Someone needs to ask the direct question and get the direct answer. Then the speculation can end. That this is still being discussed is telling. It's not been proven one way or another, although I think it's pretty clear that with no actual RSX hardware, it wouldn't be running in realtime at 60fps or anything. But that doesn't preclude rendering offline using the basic elements of the game engine, and sprucing it up with a little motion blur.

BTW, Loo-Yah over at B3D elaborated on what his friend said, and he said they created the models and other art for the demo, but didn't exactly render it. So seems Guerilla was responsible for putting it all together into what we saw. PEACE.
Umm.
Is the Killzone sequence a fair example of what people can expect from realtime gameplay on PLAYSTATION 3?

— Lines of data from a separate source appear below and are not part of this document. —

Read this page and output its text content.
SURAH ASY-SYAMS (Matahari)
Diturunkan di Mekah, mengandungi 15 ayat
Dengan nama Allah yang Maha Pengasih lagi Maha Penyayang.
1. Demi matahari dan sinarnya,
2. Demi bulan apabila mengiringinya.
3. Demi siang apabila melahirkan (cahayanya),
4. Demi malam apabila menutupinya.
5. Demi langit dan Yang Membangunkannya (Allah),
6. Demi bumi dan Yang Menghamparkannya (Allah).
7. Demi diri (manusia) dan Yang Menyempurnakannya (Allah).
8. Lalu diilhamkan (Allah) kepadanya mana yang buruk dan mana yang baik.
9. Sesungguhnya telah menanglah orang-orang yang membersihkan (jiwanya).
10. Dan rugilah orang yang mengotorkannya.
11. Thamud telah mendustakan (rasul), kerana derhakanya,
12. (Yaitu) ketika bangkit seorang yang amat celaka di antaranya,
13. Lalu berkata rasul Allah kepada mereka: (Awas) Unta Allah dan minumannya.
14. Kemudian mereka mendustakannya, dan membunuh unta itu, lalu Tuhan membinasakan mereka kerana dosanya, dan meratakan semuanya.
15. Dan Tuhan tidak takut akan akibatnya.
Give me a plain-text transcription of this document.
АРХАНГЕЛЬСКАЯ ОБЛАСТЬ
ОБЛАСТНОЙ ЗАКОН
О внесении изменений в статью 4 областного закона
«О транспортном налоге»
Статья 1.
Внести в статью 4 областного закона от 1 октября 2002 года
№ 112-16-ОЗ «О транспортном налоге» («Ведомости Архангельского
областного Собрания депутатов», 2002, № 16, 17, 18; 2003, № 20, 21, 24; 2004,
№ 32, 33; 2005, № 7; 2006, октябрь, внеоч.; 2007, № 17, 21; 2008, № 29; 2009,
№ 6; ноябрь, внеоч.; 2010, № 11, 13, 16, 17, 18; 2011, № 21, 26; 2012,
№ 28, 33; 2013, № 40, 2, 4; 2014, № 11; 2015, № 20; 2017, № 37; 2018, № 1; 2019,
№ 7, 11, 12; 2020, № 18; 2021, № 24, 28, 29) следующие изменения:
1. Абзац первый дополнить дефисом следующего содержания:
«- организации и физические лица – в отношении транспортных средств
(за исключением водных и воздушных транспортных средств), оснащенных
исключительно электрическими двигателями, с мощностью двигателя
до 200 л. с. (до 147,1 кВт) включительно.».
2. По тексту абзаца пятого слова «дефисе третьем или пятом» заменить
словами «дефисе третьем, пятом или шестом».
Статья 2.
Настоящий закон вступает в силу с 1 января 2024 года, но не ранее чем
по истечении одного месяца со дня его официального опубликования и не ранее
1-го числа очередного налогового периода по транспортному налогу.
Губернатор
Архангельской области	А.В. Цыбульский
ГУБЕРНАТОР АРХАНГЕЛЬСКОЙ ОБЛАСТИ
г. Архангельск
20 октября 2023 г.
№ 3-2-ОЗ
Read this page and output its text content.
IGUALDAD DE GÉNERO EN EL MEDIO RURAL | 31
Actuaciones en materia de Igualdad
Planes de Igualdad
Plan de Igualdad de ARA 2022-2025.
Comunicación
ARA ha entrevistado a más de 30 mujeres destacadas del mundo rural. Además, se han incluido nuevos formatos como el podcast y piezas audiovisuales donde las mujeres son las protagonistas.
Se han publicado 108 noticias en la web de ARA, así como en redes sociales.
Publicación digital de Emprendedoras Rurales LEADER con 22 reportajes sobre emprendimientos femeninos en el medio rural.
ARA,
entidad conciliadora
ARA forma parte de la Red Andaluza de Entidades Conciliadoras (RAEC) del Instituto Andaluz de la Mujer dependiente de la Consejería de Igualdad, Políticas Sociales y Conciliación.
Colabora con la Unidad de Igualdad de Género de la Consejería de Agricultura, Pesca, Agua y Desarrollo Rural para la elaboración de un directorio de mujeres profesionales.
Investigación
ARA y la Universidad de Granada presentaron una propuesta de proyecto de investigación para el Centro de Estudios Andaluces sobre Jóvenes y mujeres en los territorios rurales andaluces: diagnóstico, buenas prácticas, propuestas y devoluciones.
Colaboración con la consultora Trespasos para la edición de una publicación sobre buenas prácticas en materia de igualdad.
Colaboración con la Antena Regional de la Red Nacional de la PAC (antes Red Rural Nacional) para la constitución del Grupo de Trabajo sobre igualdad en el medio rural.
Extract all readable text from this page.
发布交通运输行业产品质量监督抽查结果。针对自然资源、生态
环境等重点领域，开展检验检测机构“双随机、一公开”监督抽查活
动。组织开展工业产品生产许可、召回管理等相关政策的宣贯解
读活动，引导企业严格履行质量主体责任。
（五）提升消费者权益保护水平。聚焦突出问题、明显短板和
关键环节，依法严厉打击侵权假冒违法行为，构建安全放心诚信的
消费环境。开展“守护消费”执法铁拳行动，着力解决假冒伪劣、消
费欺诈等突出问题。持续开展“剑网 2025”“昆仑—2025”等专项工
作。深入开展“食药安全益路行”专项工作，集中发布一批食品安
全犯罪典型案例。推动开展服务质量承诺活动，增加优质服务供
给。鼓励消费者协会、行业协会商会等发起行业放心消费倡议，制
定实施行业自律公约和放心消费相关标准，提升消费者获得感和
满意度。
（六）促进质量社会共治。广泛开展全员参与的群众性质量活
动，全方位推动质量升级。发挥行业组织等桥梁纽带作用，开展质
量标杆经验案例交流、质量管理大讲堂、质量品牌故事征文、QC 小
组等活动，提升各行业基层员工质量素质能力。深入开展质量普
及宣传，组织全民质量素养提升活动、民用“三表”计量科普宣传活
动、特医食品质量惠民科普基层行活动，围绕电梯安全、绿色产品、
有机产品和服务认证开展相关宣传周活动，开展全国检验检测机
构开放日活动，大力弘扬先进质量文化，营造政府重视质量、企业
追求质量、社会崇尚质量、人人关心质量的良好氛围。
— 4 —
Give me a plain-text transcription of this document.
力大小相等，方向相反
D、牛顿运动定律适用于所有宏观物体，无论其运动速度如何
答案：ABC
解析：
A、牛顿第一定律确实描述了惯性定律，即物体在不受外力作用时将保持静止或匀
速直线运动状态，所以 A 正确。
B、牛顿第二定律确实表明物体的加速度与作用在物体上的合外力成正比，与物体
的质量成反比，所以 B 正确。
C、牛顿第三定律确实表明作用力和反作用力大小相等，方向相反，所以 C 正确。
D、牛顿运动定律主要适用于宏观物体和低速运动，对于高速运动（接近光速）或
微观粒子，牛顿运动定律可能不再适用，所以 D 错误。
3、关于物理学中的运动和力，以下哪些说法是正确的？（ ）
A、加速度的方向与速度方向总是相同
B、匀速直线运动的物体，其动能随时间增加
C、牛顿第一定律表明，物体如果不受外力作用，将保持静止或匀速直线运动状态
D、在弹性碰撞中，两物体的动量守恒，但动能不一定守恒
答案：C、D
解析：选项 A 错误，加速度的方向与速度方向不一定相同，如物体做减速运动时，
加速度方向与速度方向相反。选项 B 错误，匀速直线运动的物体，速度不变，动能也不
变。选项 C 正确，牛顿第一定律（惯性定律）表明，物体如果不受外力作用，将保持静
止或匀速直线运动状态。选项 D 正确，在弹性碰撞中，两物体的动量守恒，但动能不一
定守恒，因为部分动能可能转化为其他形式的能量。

Jan-Bart: Yeah, it's basically a representation of the look and feel of the game we're trying to make.
Its the same shit EA tried to pull with the whole "Madden Next Gen" expo.
 
Its Pre-rendered, if it wasn't the Guerilla guys would have made sure you knew in the interview. Sony pulled a fast one and good luck them there PR machine is in full working order look at the headlines in the papers.
 
Pimpwerx said:
Someone needs to ask the direct question and get the direct answer. Then the speculation can end.

hello:

Guerilla employee said:
Is the Killzone sequence a fair example of what people can expect from realtime gameplay on PLAYSTATION 3?

Jan-Bart: Yeah, it's basically a representation of the look and feel of the game we're trying to make.

It's every bit as realtime as the Madden footage. Get our head out of the sand people. We haven't seen anything impressive yet running in realtime on either machine. Stop the fanboy madness.
 
That was a well placed "Sony Pictures Presents" at the beginning of the movie. The only thing missing from that demo was the "Press the start to begin"
 
Is the Killzone sequence a fair example of what people can expect from realtime gameplay on PLAYSTATION 3?

Jan-Bart: Yeah, it's basically a representation of the look and feel of the game we're trying to make.

DamageControlBanner.jpg
 
demon said:

care to tell me then? I saw the physics demos for hte PS3 which were nice, but not mindblowing. I've seen lots of pretty trailers, but no actual games running on the hardware themselves. Point me to something that is confirmed realtime that is beyond what can be done on a very high-end PC today.
 
demon said:
Nerevar said:
We haven't seen anything impressive yet running in realtime on either machine.
umm no

Well, what have we seen that's impressive? Seriously. I haven't been following this stuff all that closely, but the only thing I've seen that I'm sure was real-time was the PD0 stuff, which plainly isn't impressive.